- Geely pode comprar a Aston Martin, cabendo ainda a possibilidade, sem anúncio oficial, de negociação avançar; a ideia ganha força após a oitava rodada de caixa emergencial da marca.
- A Aston Martin, avaliada há anos em cerca de 4,3 bilhões de libras na época do IPO, hoje vale aproximadamente 430 milhões de libras, perto de 584 milhões de dólares.
- A nova injeção veio de um consórcio liderado por Lawrence Stroll, que já responde pela empresa, com mais 50 milhões de libras (cerca de 67,9 milhões de dólares).
- A Geely já é acionista da Aston Martin, com participação que chegou a quase 17% e hoje fica em torno de 14%, segundo relatos de bastidores.
- Há preocupação de que, em caso de aquisição, parte da operação possa se transferir para a China, o que levantaria impactos na identidade da marca britânica.
Geely pode comprar a Aston Martin, embora ainda não haja anúncio oficial ou confirmação de negociação.
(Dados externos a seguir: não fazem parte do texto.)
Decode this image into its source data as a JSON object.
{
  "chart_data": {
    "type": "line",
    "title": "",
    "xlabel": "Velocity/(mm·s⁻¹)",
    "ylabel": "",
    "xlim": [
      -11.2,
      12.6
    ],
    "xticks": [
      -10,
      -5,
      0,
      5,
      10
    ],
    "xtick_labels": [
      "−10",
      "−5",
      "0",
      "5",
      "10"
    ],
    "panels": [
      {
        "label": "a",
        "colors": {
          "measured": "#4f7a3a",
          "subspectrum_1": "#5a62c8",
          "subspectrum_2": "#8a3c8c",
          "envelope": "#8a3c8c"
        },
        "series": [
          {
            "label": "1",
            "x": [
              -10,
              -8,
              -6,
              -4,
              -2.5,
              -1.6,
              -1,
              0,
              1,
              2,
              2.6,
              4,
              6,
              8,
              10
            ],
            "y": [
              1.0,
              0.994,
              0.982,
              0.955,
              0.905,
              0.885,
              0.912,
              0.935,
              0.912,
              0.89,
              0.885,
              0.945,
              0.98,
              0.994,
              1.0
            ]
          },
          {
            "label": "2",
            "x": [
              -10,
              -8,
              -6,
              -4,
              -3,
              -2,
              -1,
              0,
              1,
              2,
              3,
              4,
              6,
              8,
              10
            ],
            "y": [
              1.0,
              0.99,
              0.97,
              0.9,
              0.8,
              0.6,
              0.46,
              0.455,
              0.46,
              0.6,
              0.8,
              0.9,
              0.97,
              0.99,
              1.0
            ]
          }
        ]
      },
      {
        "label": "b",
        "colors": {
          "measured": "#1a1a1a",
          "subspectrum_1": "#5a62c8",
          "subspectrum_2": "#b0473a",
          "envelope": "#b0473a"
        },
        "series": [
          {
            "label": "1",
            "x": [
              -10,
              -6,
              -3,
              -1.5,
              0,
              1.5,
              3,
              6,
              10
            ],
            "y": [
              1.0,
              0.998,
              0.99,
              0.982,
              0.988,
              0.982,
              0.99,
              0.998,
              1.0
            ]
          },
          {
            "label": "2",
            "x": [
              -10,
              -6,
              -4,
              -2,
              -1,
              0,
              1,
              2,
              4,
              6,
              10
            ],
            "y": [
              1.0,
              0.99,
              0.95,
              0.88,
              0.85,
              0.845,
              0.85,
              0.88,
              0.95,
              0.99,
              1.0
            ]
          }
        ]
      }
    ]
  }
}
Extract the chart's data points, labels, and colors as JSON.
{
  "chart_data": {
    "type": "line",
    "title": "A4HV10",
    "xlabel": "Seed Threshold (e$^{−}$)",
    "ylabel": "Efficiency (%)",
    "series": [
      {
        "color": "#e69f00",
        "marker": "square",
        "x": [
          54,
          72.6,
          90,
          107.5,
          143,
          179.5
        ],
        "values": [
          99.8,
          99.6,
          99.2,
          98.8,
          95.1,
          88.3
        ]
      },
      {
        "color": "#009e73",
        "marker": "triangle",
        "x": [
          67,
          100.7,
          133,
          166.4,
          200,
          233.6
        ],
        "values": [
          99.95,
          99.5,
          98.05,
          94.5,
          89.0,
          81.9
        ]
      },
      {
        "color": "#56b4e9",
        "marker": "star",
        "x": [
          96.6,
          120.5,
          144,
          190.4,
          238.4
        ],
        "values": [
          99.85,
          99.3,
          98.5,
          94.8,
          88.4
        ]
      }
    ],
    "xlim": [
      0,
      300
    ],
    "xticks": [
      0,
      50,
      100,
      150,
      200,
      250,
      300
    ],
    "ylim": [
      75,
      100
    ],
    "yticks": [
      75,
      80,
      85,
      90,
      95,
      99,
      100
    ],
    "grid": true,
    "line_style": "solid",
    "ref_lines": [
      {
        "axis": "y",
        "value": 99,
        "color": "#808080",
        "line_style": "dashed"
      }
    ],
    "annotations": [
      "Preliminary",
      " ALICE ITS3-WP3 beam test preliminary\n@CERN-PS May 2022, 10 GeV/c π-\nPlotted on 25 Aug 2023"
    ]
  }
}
A especulação ganhou força após o novo pedido de caixa emergencial da fabricante britânica.
Trata-se da oitava rodada de auxílio financeiro desde o IPO, em 2018. A Aston Martin está avaliada hoje em cerca de 430 milhões de libras, muito abaixo do pico de 4,3 bilhões de libras, registrado na época do lançamento na bolsa.
O consórcio liderado por Lawrence Stroll, atual responsável pela empresa desde 2020, adicionou 50 milhões de libras ao caixa da Aston Martin, aproximadamente 67,9 milhões de dólares.
Contexto financeiro e participação acionária
A Aston Martin enfrenta perdas antes dos impostos de 364 milhões de libras em 2024, segundo o Carscoops. A Geely já é acionista da marca, com participação que já chegou a quase 17%, mas pode ter recuado para cerca de 14%.
Mesmo assim, a Geely permanece como uma das poucas empresas com potencial financeiro e estratégico para eventual aquisição, dada sua experiência com Volvo e Lotus, além de ter salvado a London Taxi Company, atual LEVC.
Desafios e receios de operação
Fontes ouvidas pelo Telegraph indicam preocupação de que uma eventual intervenção chinesa possa transferir parte da operação para a China, elevando riscos para a identidade britânica da marca.
Analistas lembram que a Aston Martin depende de caixa de curto prazo e de parcerias para sustentar seu portfólio, que inclui o Valhalla, além de forte presença na Fórmula 1.
Lawrence Stroll afirma compromisso com a Aston Martin, buscando reposicionar a marca como uma espécie de Ferrari britânica. O mercado ainda não reconheceu essa virada, apesar do esforço de reorganização.